Dans ce contexte, la fabrication de tonneaux pour transporter des denrées alimentaires prend de l’importance, ce qu’explique la présence de l’artisan tonnelier, qui est sur place pour démontrer son savoir-faire. Le développement de l’agriculture, puis la ruée vers l’or qui fait exploser la population à partir de 1858 dans la colonie de la Colombie-Britannique transforment également le travail des forgerons, qui fabriquent désormais des outils pour les agriculteurs et les prospecteurs. En faisant rouler des barils pour constater comment ce mode de transport des marchandises était pratique, ou encore en observant le forgeron façonner le fer dans la forge du fort, les visiteurs prennent conscience de ces changements. Ils peuvent s’initier au maniement et à l’entretien des armes à feu, et même s’exercer au tir avec des reproductions à air comprimé d’armes d’époque.
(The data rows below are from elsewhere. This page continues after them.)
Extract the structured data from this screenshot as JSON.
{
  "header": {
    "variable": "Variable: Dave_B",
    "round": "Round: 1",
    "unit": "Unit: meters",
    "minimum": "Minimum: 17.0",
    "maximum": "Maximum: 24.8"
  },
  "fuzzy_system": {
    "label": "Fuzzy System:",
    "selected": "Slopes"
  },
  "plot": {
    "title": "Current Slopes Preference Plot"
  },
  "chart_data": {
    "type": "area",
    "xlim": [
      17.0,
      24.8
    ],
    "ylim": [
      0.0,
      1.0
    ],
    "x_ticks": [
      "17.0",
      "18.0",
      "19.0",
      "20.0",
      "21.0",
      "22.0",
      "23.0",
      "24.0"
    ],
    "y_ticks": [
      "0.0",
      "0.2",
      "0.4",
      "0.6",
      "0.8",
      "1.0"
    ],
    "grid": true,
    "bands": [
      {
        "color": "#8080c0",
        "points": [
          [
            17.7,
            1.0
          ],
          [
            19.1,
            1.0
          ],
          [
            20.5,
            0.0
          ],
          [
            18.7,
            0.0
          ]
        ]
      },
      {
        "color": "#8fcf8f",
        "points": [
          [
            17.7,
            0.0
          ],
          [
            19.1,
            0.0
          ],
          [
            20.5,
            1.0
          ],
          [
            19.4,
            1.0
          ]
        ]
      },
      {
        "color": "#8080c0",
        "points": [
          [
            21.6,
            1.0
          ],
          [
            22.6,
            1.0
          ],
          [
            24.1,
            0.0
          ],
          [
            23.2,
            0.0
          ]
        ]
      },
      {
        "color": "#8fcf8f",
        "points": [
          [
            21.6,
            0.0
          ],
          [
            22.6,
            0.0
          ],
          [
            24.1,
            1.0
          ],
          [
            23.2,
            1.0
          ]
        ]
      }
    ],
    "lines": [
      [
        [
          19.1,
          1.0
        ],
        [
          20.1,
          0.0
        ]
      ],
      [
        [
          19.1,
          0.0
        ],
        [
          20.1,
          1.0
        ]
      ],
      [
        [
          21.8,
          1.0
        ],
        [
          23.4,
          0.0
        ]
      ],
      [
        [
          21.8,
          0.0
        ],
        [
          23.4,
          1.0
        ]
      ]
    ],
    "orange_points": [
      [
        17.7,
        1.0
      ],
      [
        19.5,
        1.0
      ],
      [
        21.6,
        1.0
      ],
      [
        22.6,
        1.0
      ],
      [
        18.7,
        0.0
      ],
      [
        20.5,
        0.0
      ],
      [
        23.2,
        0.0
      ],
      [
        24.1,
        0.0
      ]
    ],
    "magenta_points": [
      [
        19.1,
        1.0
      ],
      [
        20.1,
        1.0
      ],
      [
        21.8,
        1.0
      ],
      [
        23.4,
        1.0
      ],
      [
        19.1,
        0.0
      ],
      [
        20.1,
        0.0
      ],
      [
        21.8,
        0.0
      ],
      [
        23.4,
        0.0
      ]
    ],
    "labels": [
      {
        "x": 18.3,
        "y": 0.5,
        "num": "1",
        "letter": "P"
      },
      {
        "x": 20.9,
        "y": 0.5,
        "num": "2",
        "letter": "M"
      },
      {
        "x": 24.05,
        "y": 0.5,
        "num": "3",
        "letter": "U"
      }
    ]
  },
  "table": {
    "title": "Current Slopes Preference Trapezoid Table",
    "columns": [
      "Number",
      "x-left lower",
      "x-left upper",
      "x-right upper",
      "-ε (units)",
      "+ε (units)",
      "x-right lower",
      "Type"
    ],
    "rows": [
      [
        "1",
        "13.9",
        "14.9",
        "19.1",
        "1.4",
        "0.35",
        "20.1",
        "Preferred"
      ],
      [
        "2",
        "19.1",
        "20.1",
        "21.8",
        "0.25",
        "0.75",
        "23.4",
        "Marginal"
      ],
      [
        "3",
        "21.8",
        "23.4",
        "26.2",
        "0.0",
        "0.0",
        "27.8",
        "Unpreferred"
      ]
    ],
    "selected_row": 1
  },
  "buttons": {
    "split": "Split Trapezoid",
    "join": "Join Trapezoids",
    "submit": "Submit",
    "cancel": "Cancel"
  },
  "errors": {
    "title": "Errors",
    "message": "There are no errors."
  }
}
Des animaux de ferme et un jardin patrimonial soulignent l’importance qu’a prise l’agriculture dans la seconde moitié du 19e siècle.

Les Canadiens français et le second fort Langley

Le fort actuel, désigné site historique en 1923 et progressivement restauré ou reconstruit à partir de 1955, est le second fort Langley. Durant l’été 1839, le directeur James Murray Yale organise le déménagement du fort vers une zone de prairies située à quelques kilomètres en amont du premier fort, dans un endroit propice au développement de l’agriculture et de l’élevage, et tout aussi commode pour la pêche au saumon, la traite des fourrures et le transport des marchandises via le fleuve Fraser. Ce second fort restera en activité jusqu’en 1886.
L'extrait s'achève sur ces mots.